The Mayor’s Office of Cali had decreed a curfew between 19:00 on November 21 (GMT-5) and 6:00 on November 22. The Colombian Army confirmed the deployment of the Third Brigade military troops that, along with the Police, patrolled the streets of Cali, the third most populous city in Colombia.
However, at nightfall on the night of the 21st, the dissemination of false and true news about impending robberies caused people to arm themselves with sticks, stones and firearms to defend themselves, the magazine Semana published . A “collective panic” was generated, said Maurice Armitage, mayor of Cali, at a press conference.
About 125 people were injured in the riots, police coordinator Major General William Ruiz said.
“We have 46 injured police, we have 51 injured civilians, 56 looting, 19 buses that were vandalized,” Ruiz told reporters.
The local government decided to decree “ley seca” (liquor sales prohibition).
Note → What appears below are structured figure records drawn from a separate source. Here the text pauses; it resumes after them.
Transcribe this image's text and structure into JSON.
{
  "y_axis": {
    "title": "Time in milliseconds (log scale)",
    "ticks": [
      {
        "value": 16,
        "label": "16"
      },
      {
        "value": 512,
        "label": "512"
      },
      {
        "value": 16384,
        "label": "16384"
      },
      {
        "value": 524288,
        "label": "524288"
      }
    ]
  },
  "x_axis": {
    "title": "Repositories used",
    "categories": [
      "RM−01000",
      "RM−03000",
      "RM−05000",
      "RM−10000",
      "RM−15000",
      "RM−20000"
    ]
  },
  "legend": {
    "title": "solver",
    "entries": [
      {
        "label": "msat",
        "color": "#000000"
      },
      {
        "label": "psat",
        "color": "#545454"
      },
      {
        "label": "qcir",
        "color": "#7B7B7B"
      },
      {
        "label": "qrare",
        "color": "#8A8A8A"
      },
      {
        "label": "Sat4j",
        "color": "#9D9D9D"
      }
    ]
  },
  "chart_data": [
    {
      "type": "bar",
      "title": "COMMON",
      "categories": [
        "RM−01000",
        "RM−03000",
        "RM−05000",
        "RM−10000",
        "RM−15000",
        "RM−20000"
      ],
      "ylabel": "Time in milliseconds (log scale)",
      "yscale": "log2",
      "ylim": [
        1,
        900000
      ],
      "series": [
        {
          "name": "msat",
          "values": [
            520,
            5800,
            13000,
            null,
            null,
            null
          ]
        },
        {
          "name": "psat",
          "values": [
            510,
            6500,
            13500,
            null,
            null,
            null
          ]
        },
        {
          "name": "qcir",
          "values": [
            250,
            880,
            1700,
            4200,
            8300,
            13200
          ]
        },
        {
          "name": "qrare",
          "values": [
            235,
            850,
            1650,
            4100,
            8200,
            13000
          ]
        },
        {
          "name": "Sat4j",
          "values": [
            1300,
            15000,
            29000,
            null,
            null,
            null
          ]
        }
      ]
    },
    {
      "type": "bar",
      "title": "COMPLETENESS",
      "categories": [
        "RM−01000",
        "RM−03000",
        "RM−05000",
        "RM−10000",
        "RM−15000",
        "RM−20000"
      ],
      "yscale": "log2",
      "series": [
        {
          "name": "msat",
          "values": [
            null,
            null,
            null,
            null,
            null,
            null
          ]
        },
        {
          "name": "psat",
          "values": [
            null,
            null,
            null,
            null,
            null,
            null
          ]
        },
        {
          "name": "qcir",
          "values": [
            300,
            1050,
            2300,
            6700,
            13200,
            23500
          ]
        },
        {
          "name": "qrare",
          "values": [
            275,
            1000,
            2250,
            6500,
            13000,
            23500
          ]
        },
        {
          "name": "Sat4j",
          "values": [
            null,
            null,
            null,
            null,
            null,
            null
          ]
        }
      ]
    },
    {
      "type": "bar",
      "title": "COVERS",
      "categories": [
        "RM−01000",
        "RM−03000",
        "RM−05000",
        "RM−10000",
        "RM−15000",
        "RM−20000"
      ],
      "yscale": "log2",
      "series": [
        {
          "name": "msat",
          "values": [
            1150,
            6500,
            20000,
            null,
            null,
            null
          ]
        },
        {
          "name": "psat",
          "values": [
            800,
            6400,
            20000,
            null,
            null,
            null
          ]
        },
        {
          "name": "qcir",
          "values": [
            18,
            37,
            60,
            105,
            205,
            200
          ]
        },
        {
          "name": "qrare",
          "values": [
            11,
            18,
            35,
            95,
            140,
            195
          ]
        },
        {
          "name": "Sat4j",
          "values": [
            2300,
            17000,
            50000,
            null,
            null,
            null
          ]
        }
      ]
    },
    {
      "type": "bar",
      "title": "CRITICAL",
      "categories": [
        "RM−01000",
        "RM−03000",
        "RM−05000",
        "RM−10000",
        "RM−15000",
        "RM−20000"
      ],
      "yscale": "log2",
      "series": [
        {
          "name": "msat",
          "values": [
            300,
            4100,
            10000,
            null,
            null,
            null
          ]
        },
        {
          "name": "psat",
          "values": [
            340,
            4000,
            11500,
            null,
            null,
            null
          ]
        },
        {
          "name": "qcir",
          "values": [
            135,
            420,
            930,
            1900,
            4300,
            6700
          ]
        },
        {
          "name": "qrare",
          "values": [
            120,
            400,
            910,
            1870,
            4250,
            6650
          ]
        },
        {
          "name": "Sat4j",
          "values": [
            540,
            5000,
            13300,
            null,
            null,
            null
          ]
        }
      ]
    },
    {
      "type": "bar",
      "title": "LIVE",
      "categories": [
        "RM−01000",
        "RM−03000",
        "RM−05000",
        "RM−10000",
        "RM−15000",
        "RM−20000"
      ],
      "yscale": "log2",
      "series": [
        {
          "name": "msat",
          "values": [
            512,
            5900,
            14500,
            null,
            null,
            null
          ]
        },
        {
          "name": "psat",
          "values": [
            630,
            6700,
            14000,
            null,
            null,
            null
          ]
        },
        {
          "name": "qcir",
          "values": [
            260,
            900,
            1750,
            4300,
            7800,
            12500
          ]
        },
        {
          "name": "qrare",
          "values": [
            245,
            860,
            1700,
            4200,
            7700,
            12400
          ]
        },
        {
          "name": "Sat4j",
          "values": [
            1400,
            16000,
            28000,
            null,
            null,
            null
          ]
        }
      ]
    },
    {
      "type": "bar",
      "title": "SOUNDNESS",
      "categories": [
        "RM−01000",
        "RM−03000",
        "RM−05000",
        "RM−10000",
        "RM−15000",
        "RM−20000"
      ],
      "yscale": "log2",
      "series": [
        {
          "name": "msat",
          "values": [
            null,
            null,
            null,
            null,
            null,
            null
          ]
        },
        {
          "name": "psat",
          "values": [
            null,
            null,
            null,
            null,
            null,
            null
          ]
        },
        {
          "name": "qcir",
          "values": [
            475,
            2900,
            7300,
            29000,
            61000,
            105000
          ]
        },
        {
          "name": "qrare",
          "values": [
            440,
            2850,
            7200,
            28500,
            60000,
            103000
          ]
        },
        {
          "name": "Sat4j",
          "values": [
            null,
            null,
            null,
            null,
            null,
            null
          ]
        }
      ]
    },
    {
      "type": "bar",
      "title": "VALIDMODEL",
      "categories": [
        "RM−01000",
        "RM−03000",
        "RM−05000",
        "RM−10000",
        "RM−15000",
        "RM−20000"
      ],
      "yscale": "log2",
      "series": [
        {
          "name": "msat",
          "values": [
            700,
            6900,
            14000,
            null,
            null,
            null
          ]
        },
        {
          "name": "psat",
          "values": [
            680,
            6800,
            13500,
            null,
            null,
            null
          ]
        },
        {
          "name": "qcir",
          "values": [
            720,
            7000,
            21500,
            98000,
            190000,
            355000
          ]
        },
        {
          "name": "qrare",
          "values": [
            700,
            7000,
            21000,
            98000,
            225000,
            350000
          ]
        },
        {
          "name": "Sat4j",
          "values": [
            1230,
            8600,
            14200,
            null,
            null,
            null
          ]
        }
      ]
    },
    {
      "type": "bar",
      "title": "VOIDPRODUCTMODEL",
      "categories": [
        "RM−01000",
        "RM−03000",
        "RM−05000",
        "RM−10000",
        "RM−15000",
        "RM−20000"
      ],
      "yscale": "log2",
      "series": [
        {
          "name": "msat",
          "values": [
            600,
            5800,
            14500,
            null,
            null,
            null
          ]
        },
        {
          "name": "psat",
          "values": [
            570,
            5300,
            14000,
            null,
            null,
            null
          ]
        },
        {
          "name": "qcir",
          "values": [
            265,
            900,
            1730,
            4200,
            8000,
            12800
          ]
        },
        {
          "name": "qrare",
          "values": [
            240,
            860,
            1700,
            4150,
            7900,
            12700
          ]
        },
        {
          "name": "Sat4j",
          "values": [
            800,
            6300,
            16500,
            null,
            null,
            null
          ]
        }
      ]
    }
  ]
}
According to the right-wing mayor of Bogotá, Enrique Peñalosa, we want to “avoid tragedies and that the combination of alcohol with possible excesses that could be presented generate alterations in the city; we want to control and guarantee the safety of all citizens,” published El Tiempo.
— Sputnik Mundo (@SputnikMundo) November 22, 2019
“There are political interests that enjoy violence and criminal actions, and would like to make Colombia into another Venezuela,” Peñalosa said and warned citizens “not to be used politically these days.”
The national government movements
Duque convened an extraordinary council of ministers at the Casa de Nariño (seat of the Government, in Bogotá), to evaluate the effects of the marches of the eve protesting against his Administration.